The Water and Power Authority Governing Board approved a contract Thursday to repair damaged transformers. Pictured above is a transformer being moved from the Crown Bay Homeport Dock through Sub Base to the Randolph Harley Power Plant last month. (Water and Power Authority photo)

The initial budget the Water and Power Authority financial team came up with for the electric side of its operation had it spending about $135 million more next fiscal year than it was expecting to take in.

But when the team showed up for the governing board meeting Thursday it had brought the budget down to $255 million to match its revenues.

Getting the budget to balance was not done only with drastic cuts, a $48 million subsidy from the government helped, too.

The budget proposal does not include any federal funds or, more critically, any payments to Vitol for infrastructure.

Board member Hubert Turnbull complimented the team for presenting the budget in a manner that was easily understood.

Jacob Lewis, who became the chief financial officer in April, also presented a $32 million budget for the water side. It includes cuts of a couple hundred thousand dollars.

The water side proposal shows an increase in personnel costs from $6.2 million to $6.5 million while on the electric side, there was a significant cut from $53.6 million to $36.6 million.

After hearing about that cut, Turnbull asked if that meant that workers would not get the raises promised them.

Lewis said they would get the raises and that the main cost-cutting measure was a “soft hiring freeze.” He defined a soft hiring freeze as only filling the most critical positions when vacancies opened.

At the end of the meeting, CEO Andy Smith said he wanted to put the budget in perspective and that included a comment about personnel costs.
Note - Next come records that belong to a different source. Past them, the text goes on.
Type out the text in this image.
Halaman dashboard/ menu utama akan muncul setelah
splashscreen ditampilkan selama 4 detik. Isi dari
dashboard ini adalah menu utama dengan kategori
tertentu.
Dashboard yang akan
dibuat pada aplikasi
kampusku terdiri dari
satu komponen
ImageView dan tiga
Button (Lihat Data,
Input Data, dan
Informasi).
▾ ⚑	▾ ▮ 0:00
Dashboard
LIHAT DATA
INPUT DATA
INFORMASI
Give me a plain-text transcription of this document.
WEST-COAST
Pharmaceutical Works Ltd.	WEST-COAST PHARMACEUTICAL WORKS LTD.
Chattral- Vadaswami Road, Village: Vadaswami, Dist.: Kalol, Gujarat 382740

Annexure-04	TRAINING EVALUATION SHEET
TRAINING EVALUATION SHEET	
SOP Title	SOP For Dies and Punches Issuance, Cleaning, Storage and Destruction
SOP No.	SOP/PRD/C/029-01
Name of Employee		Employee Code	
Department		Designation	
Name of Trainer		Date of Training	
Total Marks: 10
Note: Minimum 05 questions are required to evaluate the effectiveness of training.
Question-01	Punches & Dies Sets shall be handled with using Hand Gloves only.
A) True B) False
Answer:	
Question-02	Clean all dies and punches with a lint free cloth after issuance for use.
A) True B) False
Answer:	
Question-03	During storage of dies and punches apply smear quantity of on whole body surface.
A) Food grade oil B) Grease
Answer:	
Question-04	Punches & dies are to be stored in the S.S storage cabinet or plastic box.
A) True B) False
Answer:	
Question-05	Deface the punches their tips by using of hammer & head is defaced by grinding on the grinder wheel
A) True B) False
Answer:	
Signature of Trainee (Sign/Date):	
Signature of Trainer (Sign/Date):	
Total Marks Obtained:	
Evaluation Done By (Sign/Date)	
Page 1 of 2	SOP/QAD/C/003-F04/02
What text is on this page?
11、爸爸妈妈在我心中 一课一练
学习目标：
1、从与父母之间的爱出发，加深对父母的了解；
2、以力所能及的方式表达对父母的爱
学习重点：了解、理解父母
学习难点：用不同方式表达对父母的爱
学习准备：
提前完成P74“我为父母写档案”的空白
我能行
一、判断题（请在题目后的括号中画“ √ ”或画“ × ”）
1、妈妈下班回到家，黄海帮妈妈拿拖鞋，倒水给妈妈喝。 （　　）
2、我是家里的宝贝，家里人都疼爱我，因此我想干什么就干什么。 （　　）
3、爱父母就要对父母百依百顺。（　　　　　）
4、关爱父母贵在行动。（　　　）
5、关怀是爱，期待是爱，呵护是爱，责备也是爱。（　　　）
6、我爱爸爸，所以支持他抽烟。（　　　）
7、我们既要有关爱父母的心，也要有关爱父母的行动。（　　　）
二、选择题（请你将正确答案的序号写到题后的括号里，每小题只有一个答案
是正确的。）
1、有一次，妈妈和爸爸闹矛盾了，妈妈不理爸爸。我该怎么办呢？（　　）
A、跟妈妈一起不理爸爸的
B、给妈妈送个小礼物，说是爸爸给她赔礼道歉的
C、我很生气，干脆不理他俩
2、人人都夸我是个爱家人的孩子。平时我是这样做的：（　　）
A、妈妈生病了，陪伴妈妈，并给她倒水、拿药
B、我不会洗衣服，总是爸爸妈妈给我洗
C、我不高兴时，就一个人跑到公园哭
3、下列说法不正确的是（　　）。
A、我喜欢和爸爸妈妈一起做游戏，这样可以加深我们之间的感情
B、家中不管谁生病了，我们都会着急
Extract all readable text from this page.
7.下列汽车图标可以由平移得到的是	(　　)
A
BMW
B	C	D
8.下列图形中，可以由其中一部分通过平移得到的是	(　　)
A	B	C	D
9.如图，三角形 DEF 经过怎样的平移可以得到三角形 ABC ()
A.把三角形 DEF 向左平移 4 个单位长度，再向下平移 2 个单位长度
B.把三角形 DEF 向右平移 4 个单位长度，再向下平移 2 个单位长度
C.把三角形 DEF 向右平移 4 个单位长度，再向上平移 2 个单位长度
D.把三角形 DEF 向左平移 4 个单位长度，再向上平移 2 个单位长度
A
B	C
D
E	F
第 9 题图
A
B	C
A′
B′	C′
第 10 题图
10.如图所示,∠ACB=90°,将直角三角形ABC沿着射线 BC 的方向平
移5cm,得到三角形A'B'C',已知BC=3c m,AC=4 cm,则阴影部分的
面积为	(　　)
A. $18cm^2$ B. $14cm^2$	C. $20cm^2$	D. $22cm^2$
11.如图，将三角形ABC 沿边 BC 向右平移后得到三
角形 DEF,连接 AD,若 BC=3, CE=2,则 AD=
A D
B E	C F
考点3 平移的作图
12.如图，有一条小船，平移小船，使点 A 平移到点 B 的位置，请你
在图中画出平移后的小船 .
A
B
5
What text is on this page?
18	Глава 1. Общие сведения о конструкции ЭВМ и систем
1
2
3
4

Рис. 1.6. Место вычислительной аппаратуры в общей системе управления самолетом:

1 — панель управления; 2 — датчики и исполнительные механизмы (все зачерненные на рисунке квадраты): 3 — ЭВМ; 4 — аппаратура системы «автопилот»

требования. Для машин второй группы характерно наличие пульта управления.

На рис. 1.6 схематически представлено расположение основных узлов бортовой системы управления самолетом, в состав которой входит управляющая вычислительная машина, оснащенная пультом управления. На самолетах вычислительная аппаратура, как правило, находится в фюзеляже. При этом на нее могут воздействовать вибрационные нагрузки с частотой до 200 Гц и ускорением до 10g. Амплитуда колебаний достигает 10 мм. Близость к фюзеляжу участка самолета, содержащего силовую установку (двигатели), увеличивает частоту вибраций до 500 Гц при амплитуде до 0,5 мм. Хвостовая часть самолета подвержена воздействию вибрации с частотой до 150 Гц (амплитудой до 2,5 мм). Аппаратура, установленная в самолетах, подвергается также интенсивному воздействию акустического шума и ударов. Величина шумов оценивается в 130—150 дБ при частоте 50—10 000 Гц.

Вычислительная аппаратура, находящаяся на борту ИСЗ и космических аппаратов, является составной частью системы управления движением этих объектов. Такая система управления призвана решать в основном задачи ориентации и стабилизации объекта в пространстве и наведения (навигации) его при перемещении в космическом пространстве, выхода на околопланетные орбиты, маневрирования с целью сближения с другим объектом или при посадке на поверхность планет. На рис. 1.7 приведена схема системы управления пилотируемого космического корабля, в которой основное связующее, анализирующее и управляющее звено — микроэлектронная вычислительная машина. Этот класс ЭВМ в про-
He said while personnel costs in many government agencies run about 60 percent of the total budget, personnel costs were only 13 percent of WAPA’s budget. He said WAPA’s fuel bill is larger than the Department of Education’s whole budget.

On the electric side, the initial proposal called for $29.2 million in capital expenditures, but the scaled-down version would only have $9.7 million in expenditures.

Lewis assured the board that the funds were needed for the repair of three transformers that were keeping three substations (two on St. Thomas and one on St. Croix) offline. The board had approved a contract for the work on the transformers earlier in the meeting. The Federal Emergency Management Agency will pay for the repair at the East End substation on St. Thomas, but WAPA will have to pay $168,000 for the repair of the other two.

Ashley Bryan, director of transmission and distribution, said the repair of the transformers was critical to “return stability to the electric system.” She said buying new transformers would take three years because of shortages.

The board also approved $241,000 in additional spending for the Cruz Bay project to put power service underground. Archeological monitoring became necessary after four bodies were discovered during excavations last year at the western tip of the town’s historic district. The funding will be used, among other things, to rebury those bodies and any others that might surface.

In October of 2021, the board approved increasing the cost of the first phase of that project by $448,910 and extending the time in which the work will get done by 34 weeks, for a new completion deadline of July 2022. On Thursday the board approved extending the contract with Haugland VI until the end of the year. The project was initially expected to last 38 weeks and cost just shy of $12 million.

The board approved the release of the WAPA’S 2020 audited financial statements Thursday. The release of WAPA’s 2020 audit will bring the utility closer to being current, according to Lewis, and WAPA plans to catch up on all its financial audits by 2023.

Board members attending Thursday’s meeting were Kyle Fleming, Juanita Young, Joel Lee, Cheryl Boynes-Jackson, and Elizabeth Armstrong.